Flavonoid molekülleri yaban mersini, çilek, portakal, elma, üzümün yanı sıra çay, kırmızı şarap ve bitter çikolatada dahi bol miktarda bulunuyor.

Çalışmanın bir diğer yazarı Benjamin Parmenter, "Günde yaklaşık 500 mg flavonoid alımı, herhangi bir nedenden ölüm riskinde yüzde 16, kardiyovasküler hastalık, tip 2 diyabet ve solunum yolu hastalıkları riskinde yüzde 10 azalmayla ilişkilendirildi" diyor.

Bu, aşağı yukarı iki fincan çay içerek tüketilen flavonoid miktarına eşit.

40 ila 70 yaşındaki en az 120 bin kişiyi 10 yıldan uzun süre boyunca izleyen bu çalışma, sadece yüksek miktarda flavonoid tüketmenin ötesinde, flavonoidlerin çeşitli kaynaklardan alınmasının faydalarını vurgulayan ilk çalışma.

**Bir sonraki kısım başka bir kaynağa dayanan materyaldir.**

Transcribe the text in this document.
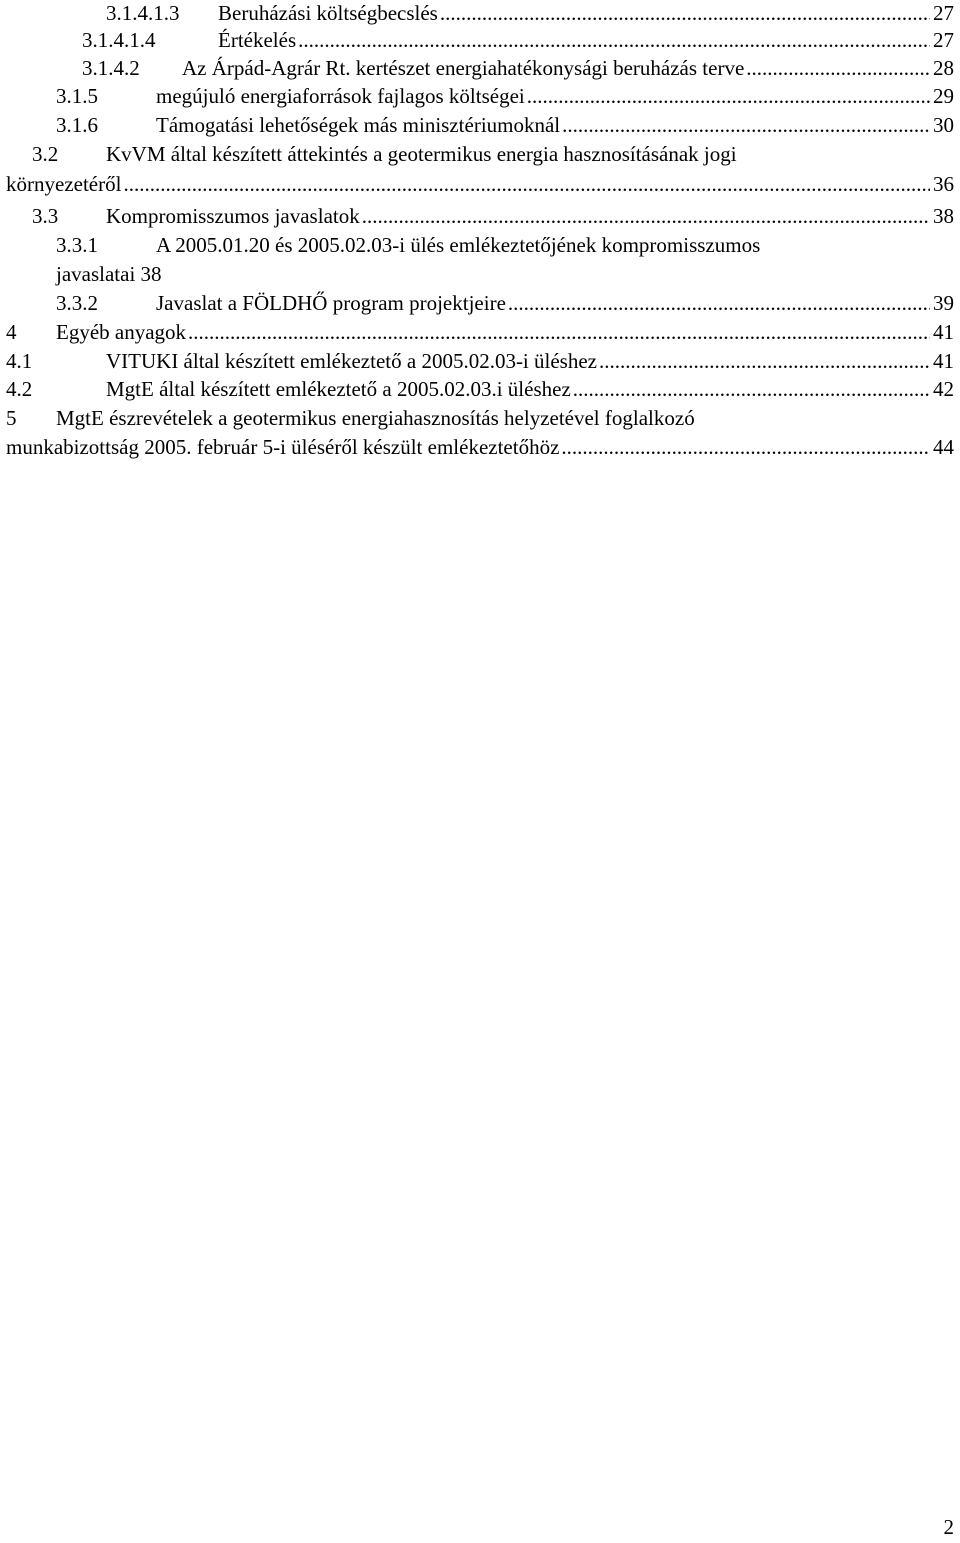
3.1.4.1.3	Beruházási költségbecslés .....	27
3.1.4.1.4	Értékelés .....	27
3.1.4.2	Az Árpád-Agrár Rt. kertészet energiahatékonysági beruházás terve .....	28
3.1.5	megújuló energiaforrások fajlagos költségei .....	29
3.1.6	Támogatási lehetőségek más minisztériumoknál .....	30
3.2	KvVM által készített áttekintés a geotermikus energia hasznosításának jogi
környezetéről .....	36
3.3	Kompromisszumos javaslatok .....	38
3.3.1	A 2005.01.20 és 2005.02.03-i ülés emlékeztetőjének kompromisszumos
javaslatai 38
3.3.2	Javaslat a FÖLDHŐ program projektjeire .....	39
4	Egyéb anyagok .....	41
4.1	VITUKI által készített emlékeztető a 2005.02.03-i üléshez .....	41
4.2	MgtE által készített emlékeztető a 2005.02.03.i üléshez .....	42
5	MgtE észrevételek a geotermikus energiahasznosítás helyzetével foglalkozó
munkabizottság 2005. február 5-i üléséről készült emlékeztetőhöz .....	44
2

Bulgular, daha fazla flavonoid içeren gıdaları bunları daha da çeşitlendirerek tüketmenin, tek bir kaynaktan tüketmeye kıyasla sağlık sorunlarını azaltmakta daha iyi olabileceğini gösteriyor.

Araştırma, renk çeşitliliğine sahip gıdalar tüketmenin sağlığı korumada paha biçilmez olduğu yönündeki yaygın inanışla da örtüşüyor.

Çalışmanın yazarı Tilman Kuhn, "Flavonoid açısından zengin olanlar da dahil çeşitli renklerde meyve ve sebze tüketmek, sağlıklı bir yaşam tarzını sürdürmek için ihtiyaç duyulan vitamin ve besinleri alma ihtimalini artırıyor" diyor.

Dr. Cassidy, "Sonuçlar, net bir halk sağlığı mesajı veriyor" ifadelerini kullanıyor. 

Örneğin daha fazla çay içmek ve daha fazla çilek ve elma yemek gibi basit ve uygulanabilir beslenme değişikliklerinin, flavonoid açısından zengin gıdaların çeşitliliğini ve tüketimini artırmaya katkı sağlayarak uzun vadede sağlığı iyileştirme potansiyeli taşıdığını gösteriyor.